Artyku y i relacje z podr y Globtroter w
Kair Siwa i Piramidy > EGIPT



Na początek podróż więc bez rewelacji, ale może coś komuś się przyda z moich skromnych doświadczeń
PODRÓŻ
Kolejny kolejny wyjazd do Egiptu na własną rękę Tym razem w planie zwiedzanie Kairu i pobyt w Oazie siwa
Jak będzie to się okaże jak zwykle planowanie wyprawy było bardzo przyjemnym i ekscytującym zajęciem
Bogatszy o poprzednie doświadczenia znalazłem w potrzebne mi informacje.
Nie musiałem również tracić czasu i energii na szukanie noclegu wystarczył jeden email do Mister Ramadan i mieszkanie w Kairze mam zapewnione. Najbardziej frapuje mnie Oaza Siwa która jest chwalona przez wszystkich którzy tam byli.
Kolejnym usprawnieniem w przygotowaniu wyjazdu był zakup wszystkich możliwych biletów przez internet. Począwszy od przelotu który tym razem odbędzie się przez Kijów, jest to nowo otwarte połączenie w bardzo dobrej cenie, i miejmy nadzieję że będzie utrzymany przez długi czas. No i czas lotu wraz z przesiadką niewiele ponad 6 godzin.
Gorzej było z dostaniem się na lotnisko Chopina powrót również w godzinach niezbyt sprzyjającym podróży do domu. Rozważałem kilka możliwości. Naturalnym było zaplanowanie noclegu w Warszawie, ale wiązałoby się to z dosyć wczesnym wyjazdem z domu. Stanęło w końcu na nietypowym połączeniu przez Łomżę wskutek czego do Warszawy miałem dotrzeć około 3:00, czyli po ponad 6 godzinach jazdy. W sumie tyle samo powinno mi zająć dostanie się do Kairu. No cóż zależy czym i gdzie się podróżuje. Bilety na autobus tak jak wspomniałem kupiłem w internecie. Zapisałem je wszystkie w telefonie. Można je w ten sposób okazać bez konieczności drukowania jednak odruch i poczucie bezpieczeństwa jest większe.

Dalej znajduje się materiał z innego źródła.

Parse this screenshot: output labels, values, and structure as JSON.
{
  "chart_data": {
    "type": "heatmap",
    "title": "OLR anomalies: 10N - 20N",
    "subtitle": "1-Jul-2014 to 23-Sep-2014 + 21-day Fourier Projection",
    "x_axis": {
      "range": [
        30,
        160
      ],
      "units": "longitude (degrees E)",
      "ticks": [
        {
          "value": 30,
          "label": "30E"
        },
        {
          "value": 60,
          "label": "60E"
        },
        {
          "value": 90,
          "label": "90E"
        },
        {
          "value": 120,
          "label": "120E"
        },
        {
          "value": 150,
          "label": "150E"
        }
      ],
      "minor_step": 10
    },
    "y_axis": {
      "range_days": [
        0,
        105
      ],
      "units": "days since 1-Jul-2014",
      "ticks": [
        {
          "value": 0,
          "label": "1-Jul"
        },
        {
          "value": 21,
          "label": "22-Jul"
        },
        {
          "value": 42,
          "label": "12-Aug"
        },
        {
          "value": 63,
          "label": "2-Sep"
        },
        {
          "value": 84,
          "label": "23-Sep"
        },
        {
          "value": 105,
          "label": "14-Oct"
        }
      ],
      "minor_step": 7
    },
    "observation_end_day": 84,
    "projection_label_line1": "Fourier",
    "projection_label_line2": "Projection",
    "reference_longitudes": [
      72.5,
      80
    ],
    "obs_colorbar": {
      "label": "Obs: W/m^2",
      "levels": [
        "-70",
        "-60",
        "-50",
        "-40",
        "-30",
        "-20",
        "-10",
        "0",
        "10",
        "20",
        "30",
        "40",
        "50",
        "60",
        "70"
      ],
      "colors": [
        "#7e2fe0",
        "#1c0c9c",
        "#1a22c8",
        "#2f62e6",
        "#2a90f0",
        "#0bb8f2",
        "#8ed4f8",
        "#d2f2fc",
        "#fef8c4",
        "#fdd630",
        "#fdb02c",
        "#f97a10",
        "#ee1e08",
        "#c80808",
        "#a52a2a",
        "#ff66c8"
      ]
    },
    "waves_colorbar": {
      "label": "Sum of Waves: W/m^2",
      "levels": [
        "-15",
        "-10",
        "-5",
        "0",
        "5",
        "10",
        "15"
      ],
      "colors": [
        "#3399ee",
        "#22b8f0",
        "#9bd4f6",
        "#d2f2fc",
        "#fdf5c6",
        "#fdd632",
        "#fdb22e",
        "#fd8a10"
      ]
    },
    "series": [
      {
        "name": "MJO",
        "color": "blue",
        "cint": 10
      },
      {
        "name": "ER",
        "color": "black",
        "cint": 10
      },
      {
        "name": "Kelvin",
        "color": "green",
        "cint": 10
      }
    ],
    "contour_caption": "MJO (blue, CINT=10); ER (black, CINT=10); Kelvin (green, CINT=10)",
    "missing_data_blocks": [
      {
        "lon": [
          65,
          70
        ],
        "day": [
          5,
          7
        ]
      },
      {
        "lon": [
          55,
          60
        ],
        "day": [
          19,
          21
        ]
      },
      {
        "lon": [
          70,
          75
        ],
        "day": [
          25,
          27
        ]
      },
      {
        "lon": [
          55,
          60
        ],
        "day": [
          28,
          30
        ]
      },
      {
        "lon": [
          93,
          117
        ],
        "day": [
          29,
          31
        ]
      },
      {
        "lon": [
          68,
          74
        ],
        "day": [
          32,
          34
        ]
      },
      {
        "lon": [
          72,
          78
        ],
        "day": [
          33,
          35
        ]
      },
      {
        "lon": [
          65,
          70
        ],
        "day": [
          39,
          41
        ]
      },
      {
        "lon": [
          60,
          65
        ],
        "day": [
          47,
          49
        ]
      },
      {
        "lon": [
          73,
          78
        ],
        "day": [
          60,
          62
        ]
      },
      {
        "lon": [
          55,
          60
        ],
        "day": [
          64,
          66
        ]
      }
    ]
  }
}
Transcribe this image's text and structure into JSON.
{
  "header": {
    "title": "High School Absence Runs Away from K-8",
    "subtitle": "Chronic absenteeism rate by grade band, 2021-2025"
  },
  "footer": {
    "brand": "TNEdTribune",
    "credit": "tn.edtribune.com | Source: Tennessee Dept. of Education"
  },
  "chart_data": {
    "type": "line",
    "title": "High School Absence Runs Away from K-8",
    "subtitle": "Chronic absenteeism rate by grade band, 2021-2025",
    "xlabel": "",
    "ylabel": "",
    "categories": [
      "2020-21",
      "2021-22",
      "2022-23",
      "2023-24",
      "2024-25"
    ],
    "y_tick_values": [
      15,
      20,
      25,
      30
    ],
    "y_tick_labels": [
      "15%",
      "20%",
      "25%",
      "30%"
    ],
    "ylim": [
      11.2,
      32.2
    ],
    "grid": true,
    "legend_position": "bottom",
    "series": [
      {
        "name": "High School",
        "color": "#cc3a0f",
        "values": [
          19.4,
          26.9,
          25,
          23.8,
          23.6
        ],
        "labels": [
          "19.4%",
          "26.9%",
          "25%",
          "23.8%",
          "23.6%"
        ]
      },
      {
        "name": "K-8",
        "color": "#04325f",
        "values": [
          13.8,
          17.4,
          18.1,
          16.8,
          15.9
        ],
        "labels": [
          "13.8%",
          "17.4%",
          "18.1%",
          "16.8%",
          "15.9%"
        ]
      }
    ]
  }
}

Zabrałem również kopie na papierze.
Autobus przyjechał punktualnie nowoczesny czysty ale gdy ruszył troszeczkę mnie zaniepokoiły drgania jakie wywoływały najprawdopodobniej koła lub układ przeniesienia napędu. Generalnie kierowcy sympatyczni ale rozmawiali o stronie technicznej i prędkość nie była powalająca. Nie wyglądało to na poważną usterkę, ale mimo wszystko dreszczyk emocji był.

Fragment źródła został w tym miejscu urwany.